Um dos grandes momentos de Use Your Illusion I, sem dúvida é Bad Obsession. Toda carregada em guitarras distorcidas e acompanhadas de uma gaita, ela soa como algumas das grandes peças do Aerosmith.

Embora o Guns seja reconhecido predominantemente por suas músicas rápidas e por letras que quase sempre fazem referência à sexo ou drogas (ou as duas coisas ao mesmo tempo); reconhecidamente eles também sabem fazer boas baladas. Tanto isso é verdade que uma das faixas que mais sustentou o álbum pelo maior período de tempo possível foi a belíssima Don't Cry - que também aparece em uma versão com letra alternativa em Use Your Illusion II. (ver: Don't Cry - alt. lyrics)

Cada parte do álbum conta também com um cover. Em Use Your Illusion I, a banda fez uma versão ainda mais rápida e explosiva para Live and Let Die, de Sir Paul McCartney.

No disco II, os trabalhos já começam com Civil War, com uma letra carregada de protesto e de metáforas, é a última que conta com a participação do baterista Steven Adler na gravação.

Aliás, uma diferenciação entre as partes I e II, é a capa. A primeira é amarela, com detalhes em vermelho e a segunda, azul. Na época da lançamento de Use Your Illusion a banda chegou a explicar o sentido disso. A ideia era a de que em Use Your Illusion I haveriam músicas mais rápidas, quentes e pesadas, por isso, o amarelo, e no II, músicas mais trabalhadas e serenas, por isso, o azul.

Embora, essa explicação possa ser contestada, pois November Rain, que é toda orquestrada, entra no I e faixas mais rápidas como You Could Be Mine e Shotgun Blues entram no II.

E à exemplo do primeiro disco, algumas coisas se repetem aqui, como o cover, que desta vez é a consagradíssima versão para Knockin' On Heaven's Door, de Bob Dylan. Outro fato a ser destacado, é de mais uma vez outros membros assumirem os vocais principais. Quem solta a voz dessa vez é o baixista Duff McKagan na baladinha So Fine.

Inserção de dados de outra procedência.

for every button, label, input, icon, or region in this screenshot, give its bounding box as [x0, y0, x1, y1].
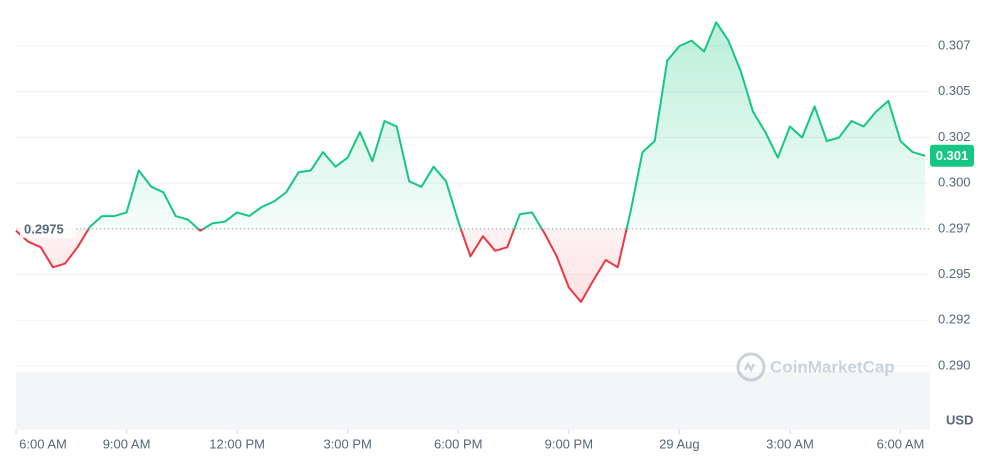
y-tick-label: 0.305 [938, 83, 971, 98]
x-tick-label: 6:00 AM [19, 436, 67, 451]
x-tick-label: 6:00 PM [434, 436, 482, 451]
x-tick-label: 3:00 AM [766, 436, 814, 451]
x-tick-label: 6:00 AM [877, 436, 925, 451]
y-tick-label: 0.297 [938, 220, 971, 235]
volume-band [16, 372, 930, 430]
current-price-box [930, 144, 974, 167]
y-tick-label: 0.307 [938, 37, 971, 52]
baseline-label: 0.2975 [24, 221, 64, 236]
x-tick-label: 12:00 PM [209, 436, 265, 451]
x-tick-label: 3:00 PM [323, 436, 371, 451]
x-tick-label: 29 Aug [659, 436, 700, 451]
y-tick-label: 0.302 [938, 129, 971, 144]
y-tick-label: 0.300 [938, 175, 971, 190]
currency-label: USD [946, 412, 973, 427]
plot: 0.2975 [15, 21, 930, 303]
baseline-label-bg [20, 219, 76, 238]
watermark-text: CoinMarketCap [770, 357, 895, 376]
x-tick-label: 9:00 AM [103, 436, 151, 451]
area-fill [16, 22, 926, 303]
y-tick-label: 0.292 [938, 312, 971, 327]
current-price-label: 0.301 [936, 148, 969, 163]
y-tick-label: 0.295 [938, 266, 971, 281]
watermark: CoinMarketCap [736, 352, 895, 382]
price-line [15, 21, 926, 303]
y-tick-label: 0.290 [938, 357, 971, 372]
x-tick-label: 9:00 PM [545, 436, 593, 451]
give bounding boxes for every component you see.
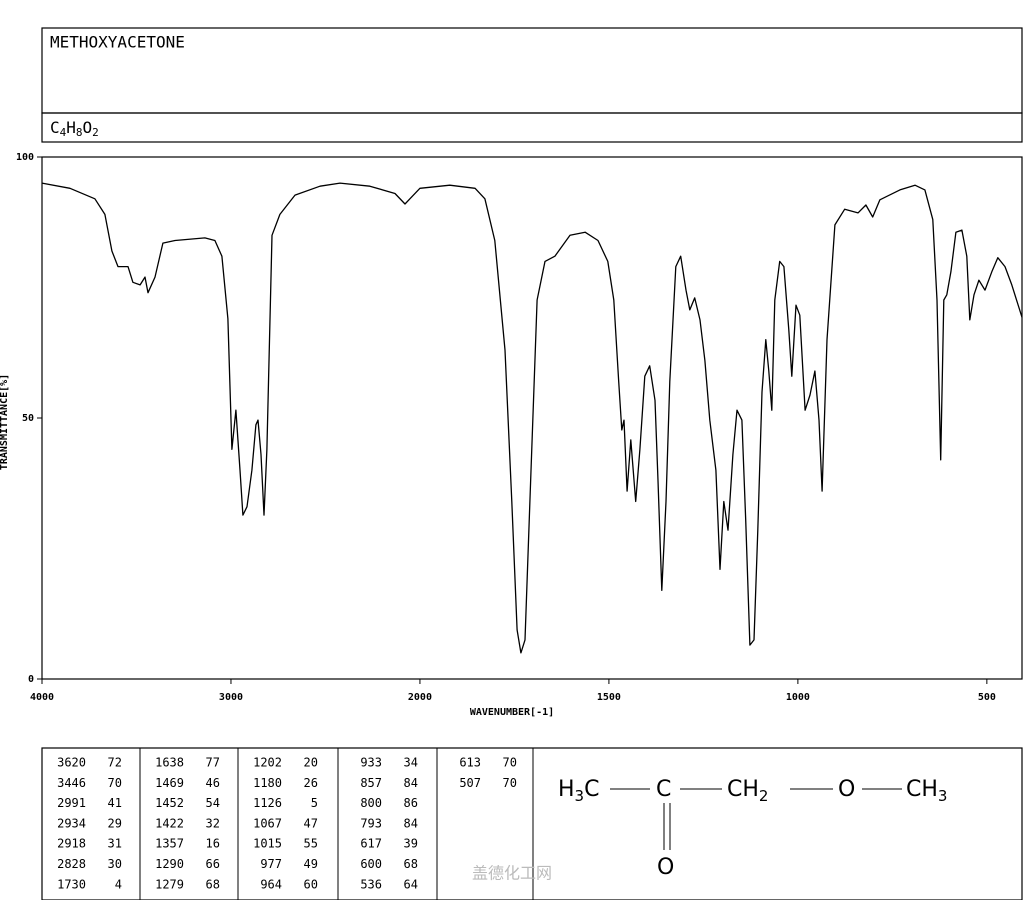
peak-wavenumber: 800 bbox=[360, 796, 382, 810]
peak-wavenumber: 617 bbox=[360, 837, 382, 851]
watermark: 盖德化工网 bbox=[472, 864, 552, 883]
y-tick-label: 100 bbox=[16, 152, 34, 163]
peak-transmittance: 20 bbox=[304, 756, 318, 770]
peak-transmittance: 39 bbox=[404, 837, 418, 851]
formula-element: C bbox=[50, 118, 60, 137]
structure-text: C bbox=[656, 777, 671, 802]
peak-transmittance: 47 bbox=[304, 816, 318, 830]
title-box bbox=[41, 27, 1023, 114]
peak-wavenumber: 536 bbox=[360, 877, 382, 891]
peak-wavenumber: 793 bbox=[360, 816, 382, 830]
peak-transmittance: 29 bbox=[108, 816, 122, 830]
x-tick-label: 1000 bbox=[786, 692, 810, 703]
peak-wavenumber: 964 bbox=[260, 877, 282, 891]
formula-subscript: 2 bbox=[92, 126, 99, 139]
peak-transmittance: 30 bbox=[108, 857, 122, 871]
x-tick-label: 1500 bbox=[597, 692, 621, 703]
structure-text: CH3 bbox=[906, 777, 947, 805]
peak-transmittance: 26 bbox=[304, 776, 318, 790]
peak-wavenumber: 1279 bbox=[155, 877, 184, 891]
peak-transmittance: 60 bbox=[304, 877, 318, 891]
peak-transmittance: 77 bbox=[206, 756, 220, 770]
peak-transmittance: 31 bbox=[108, 837, 122, 851]
peak-transmittance: 54 bbox=[206, 796, 220, 810]
peak-wavenumber: 933 bbox=[360, 756, 382, 770]
peak-wavenumber: 1469 bbox=[155, 776, 184, 790]
formula-subscript: 8 bbox=[76, 126, 83, 139]
peak-transmittance: 49 bbox=[304, 857, 318, 871]
peak-wavenumber: 1638 bbox=[155, 756, 184, 770]
structure: H3C C CH2 O CH3 O bbox=[558, 777, 947, 880]
peak-wavenumber: 3446 bbox=[57, 776, 86, 790]
peak-wavenumber: 2918 bbox=[57, 837, 86, 851]
formula-box bbox=[41, 112, 1023, 143]
peak-transmittance: 70 bbox=[503, 756, 517, 770]
peak-transmittance: 32 bbox=[206, 816, 220, 830]
peak-transmittance: 4 bbox=[115, 877, 122, 891]
peak-transmittance: 5 bbox=[311, 796, 318, 810]
formula-element: O bbox=[83, 118, 93, 137]
formula-subscript: 4 bbox=[60, 126, 67, 139]
peak-transmittance: 70 bbox=[503, 776, 517, 790]
structure-text: O bbox=[838, 777, 855, 802]
x-tick-label: 4000 bbox=[30, 692, 54, 703]
peak-wavenumber: 1452 bbox=[155, 796, 184, 810]
y-axis-label: TRANSMITTANCE[%] bbox=[0, 374, 10, 470]
x-tick-label: 500 bbox=[978, 692, 996, 703]
peak-wavenumber: 1126 bbox=[253, 796, 282, 810]
chart-title: METHOXYACETONE bbox=[50, 33, 185, 52]
peak-wavenumber: 1180 bbox=[253, 776, 282, 790]
peak-wavenumber: 1730 bbox=[57, 877, 86, 891]
peak-transmittance: 68 bbox=[206, 877, 220, 891]
peak-transmittance: 41 bbox=[108, 796, 122, 810]
structure-text: CH2 bbox=[727, 777, 768, 805]
peak-wavenumber: 857 bbox=[360, 776, 382, 790]
peak-transmittance: 72 bbox=[108, 756, 122, 770]
plot-frame bbox=[41, 156, 1023, 680]
x-axis-label: WAVENUMBER[-1] bbox=[470, 707, 554, 718]
formula: C4H8O2 bbox=[50, 118, 99, 140]
peak-wavenumber: 1202 bbox=[253, 756, 282, 770]
peak-wavenumber: 977 bbox=[260, 857, 282, 871]
structure-text: H3C bbox=[558, 777, 599, 805]
peak-wavenumber: 600 bbox=[360, 857, 382, 871]
peak-wavenumber: 3620 bbox=[57, 756, 86, 770]
structure-text: O bbox=[657, 855, 674, 880]
peak-wavenumber: 507 bbox=[459, 776, 481, 790]
peak-transmittance: 84 bbox=[404, 816, 418, 830]
peak-wavenumber: 1015 bbox=[253, 837, 282, 851]
formula-element: H bbox=[66, 118, 76, 137]
peak-transmittance: 64 bbox=[404, 877, 418, 891]
peak-wavenumber: 2991 bbox=[57, 796, 86, 810]
peak-transmittance: 46 bbox=[206, 776, 220, 790]
peak-wavenumber: 1290 bbox=[155, 857, 184, 871]
peak-wavenumber: 613 bbox=[459, 756, 481, 770]
peak-transmittance: 66 bbox=[206, 857, 220, 871]
peak-wavenumber: 2934 bbox=[57, 816, 86, 830]
peak-transmittance: 16 bbox=[206, 837, 220, 851]
y-tick-label: 50 bbox=[22, 413, 34, 424]
spectrum-line bbox=[41, 182, 1023, 654]
peak-transmittance: 70 bbox=[108, 776, 122, 790]
peak-table-box bbox=[41, 747, 1023, 900]
x-tick-label: 2000 bbox=[408, 692, 432, 703]
y-tick-label: 0 bbox=[28, 674, 34, 685]
peak-wavenumber: 1422 bbox=[155, 816, 184, 830]
peak-transmittance: 68 bbox=[404, 857, 418, 871]
peak-transmittance: 86 bbox=[404, 796, 418, 810]
peak-wavenumber: 1357 bbox=[155, 837, 184, 851]
peak-wavenumber: 1067 bbox=[253, 816, 282, 830]
peak-transmittance: 34 bbox=[404, 756, 418, 770]
peak-wavenumber: 2828 bbox=[57, 857, 86, 871]
x-tick-label: 3000 bbox=[219, 692, 243, 703]
peak-transmittance: 84 bbox=[404, 776, 418, 790]
peak-transmittance: 55 bbox=[304, 837, 318, 851]
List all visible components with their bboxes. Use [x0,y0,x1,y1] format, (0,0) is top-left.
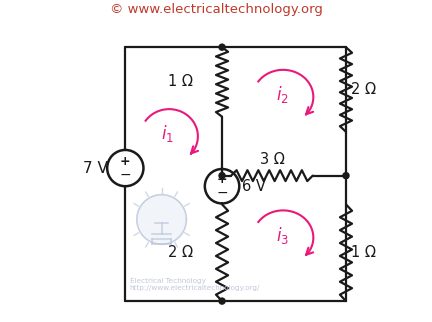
Circle shape [219,298,225,304]
Text: −: − [216,186,228,200]
Circle shape [343,173,349,179]
Polygon shape [137,195,186,244]
Text: −: − [120,168,131,182]
Text: 1 Ω: 1 Ω [168,74,194,90]
Circle shape [219,44,225,50]
Text: $i_1$: $i_1$ [161,123,174,144]
Text: +: + [217,173,227,186]
Text: $i_2$: $i_2$ [276,83,289,105]
Text: 6 V: 6 V [242,179,266,194]
Text: +: + [120,155,130,168]
Circle shape [219,173,225,179]
Text: 7 V: 7 V [83,161,108,175]
Text: 2 Ω: 2 Ω [168,245,194,260]
Title: © www.electricaltechnology.org: © www.electricaltechnology.org [110,3,322,16]
Text: 1 Ω: 1 Ω [350,245,375,260]
Text: Electrical Technology
http://www.electricaltechnology.org/: Electrical Technology http://www.electri… [130,278,260,291]
Text: 3 Ω: 3 Ω [260,152,284,166]
Text: $i_3$: $i_3$ [276,225,289,246]
Text: 2 Ω: 2 Ω [350,82,375,97]
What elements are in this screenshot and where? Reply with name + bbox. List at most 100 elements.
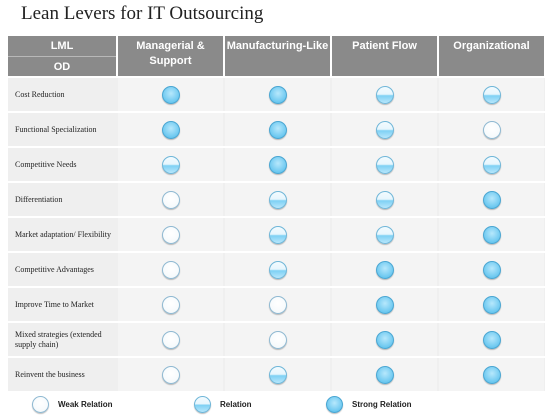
legend-label-relation: Relation — [220, 400, 252, 409]
table-row: Cost Reduction — [8, 78, 545, 111]
matrix-cell — [225, 183, 330, 216]
matrix-cell — [225, 218, 330, 251]
weak-relation-icon — [161, 260, 180, 279]
matrix-cell — [118, 253, 223, 286]
header-lml-label: LML — [8, 36, 116, 57]
legend: Weak Relation Relation Strong Relation — [0, 394, 560, 416]
table-row: Differentiation — [8, 183, 545, 216]
strong-relation-icon — [161, 120, 180, 139]
matrix-cell — [439, 253, 544, 286]
relation-relation-icon — [161, 155, 180, 174]
matrix-cell — [332, 218, 437, 251]
relation-relation-icon — [482, 85, 501, 104]
matrix-cell — [225, 253, 330, 286]
legend-label-weak: Weak Relation — [58, 400, 113, 409]
legend-item-strong: Strong Relation — [326, 396, 412, 413]
table-row: Reinvent the business — [8, 358, 545, 391]
matrix-cell — [439, 148, 544, 181]
row-label: Functional Specialization — [15, 124, 97, 134]
matrix-cell — [225, 288, 330, 321]
strong-relation-icon — [482, 260, 501, 279]
column-header-organizational: Organizational — [439, 36, 544, 76]
row-label: Differentiation — [15, 194, 63, 204]
weak-relation-icon — [32, 396, 49, 413]
matrix-cell — [118, 218, 223, 251]
table-row: Competitive Needs — [8, 148, 545, 181]
weak-relation-icon — [161, 330, 180, 349]
weak-relation-icon — [161, 190, 180, 209]
matrix-cell — [439, 78, 544, 111]
row-label: Reinvent the business — [15, 369, 85, 379]
strong-relation-icon — [268, 120, 287, 139]
weak-relation-icon — [161, 295, 180, 314]
relation-relation-icon — [268, 260, 287, 279]
table-row: Market adaptation/ Flexibility — [8, 218, 545, 251]
relation-relation-icon — [268, 225, 287, 244]
strong-relation-icon — [268, 155, 287, 174]
matrix-cell — [225, 323, 330, 356]
strong-relation-icon — [375, 295, 394, 314]
relation-relation-icon — [482, 155, 501, 174]
header-od-label: OD — [53, 60, 71, 73]
strong-relation-icon — [375, 330, 394, 349]
column-header-patient-flow: Patient Flow — [332, 36, 437, 76]
strong-relation-icon — [268, 85, 287, 104]
strong-relation-icon — [482, 365, 501, 384]
weak-relation-icon — [161, 365, 180, 384]
table-row: Functional Specialization — [8, 113, 545, 146]
relation-relation-icon — [268, 365, 287, 384]
matrix-cell — [332, 183, 437, 216]
matrix-cell — [225, 113, 330, 146]
matrix-cell — [439, 358, 544, 391]
relation-relation-icon — [375, 120, 394, 139]
matrix-cell — [118, 148, 223, 181]
relation-matrix: LML OD Managerial & Support Manufacturin… — [8, 36, 545, 391]
row-label: Market adaptation/ Flexibility — [15, 229, 111, 239]
row-label: Mixed strategies (extended supply chain) — [15, 329, 102, 349]
matrix-cell — [332, 113, 437, 146]
legend-item-relation: Relation — [194, 396, 252, 413]
legend-item-weak: Weak Relation — [32, 396, 113, 413]
strong-relation-icon — [375, 260, 394, 279]
row-label: Competitive Advantages — [15, 264, 94, 274]
table-row: Mixed strategies (extended supply chain) — [8, 323, 545, 356]
strong-relation-icon — [161, 85, 180, 104]
matrix-cell — [439, 288, 544, 321]
strong-relation-icon — [482, 330, 501, 349]
relation-relation-icon — [268, 190, 287, 209]
matrix-cell — [118, 183, 223, 216]
page-title: Lean Levers for IT Outsourcing — [21, 3, 264, 24]
matrix-cell — [118, 78, 223, 111]
strong-relation-icon — [482, 225, 501, 244]
matrix-cell — [332, 253, 437, 286]
matrix-cell — [439, 218, 544, 251]
matrix-cell — [332, 358, 437, 391]
weak-relation-icon — [268, 295, 287, 314]
relation-relation-icon — [375, 85, 394, 104]
matrix-cell — [225, 78, 330, 111]
relation-relation-icon — [375, 190, 394, 209]
matrix-cell — [332, 78, 437, 111]
strong-relation-icon — [375, 365, 394, 384]
relation-icon — [194, 396, 211, 413]
matrix-cell — [332, 148, 437, 181]
matrix-cell — [332, 323, 437, 356]
weak-relation-icon — [482, 120, 501, 139]
relation-relation-icon — [375, 155, 394, 174]
matrix-cell — [439, 323, 544, 356]
matrix-cell — [225, 148, 330, 181]
column-header-manufacturing: Manufacturing-Like — [225, 36, 330, 76]
column-header-managerial: Managerial & Support — [118, 36, 223, 76]
matrix-cell — [118, 323, 223, 356]
strong-relation-icon — [482, 295, 501, 314]
matrix-cell — [439, 183, 544, 216]
header-row-labels: LML OD — [8, 36, 116, 76]
matrix-cell — [332, 288, 437, 321]
matrix-cell — [118, 358, 223, 391]
legend-label-strong: Strong Relation — [352, 400, 412, 409]
matrix-cell — [225, 358, 330, 391]
relation-relation-icon — [375, 225, 394, 244]
matrix-cell — [439, 113, 544, 146]
matrix-cell — [118, 113, 223, 146]
row-label: Improve Time to Market — [15, 299, 94, 309]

Mas sem sombra de dúvida, o grande momento do disco é Estranged. Com um instrumental impecável e letra intransponível, é tida por muitos fãs da banda como a melhor música já escrita por Axl Rose e com um dos solos mais bonitos que Slash já executou.

Mas pra não dizer que Use Your Illusion é um disco impecável, Axl comete um de seus pecados justamente na última faixa, ao enfiar a eletrônica e bizarra My World como faixa de encerramento. Mas fora isso, foi sem sombra de dúvida um dos discos mais fundamentais dos anos 90.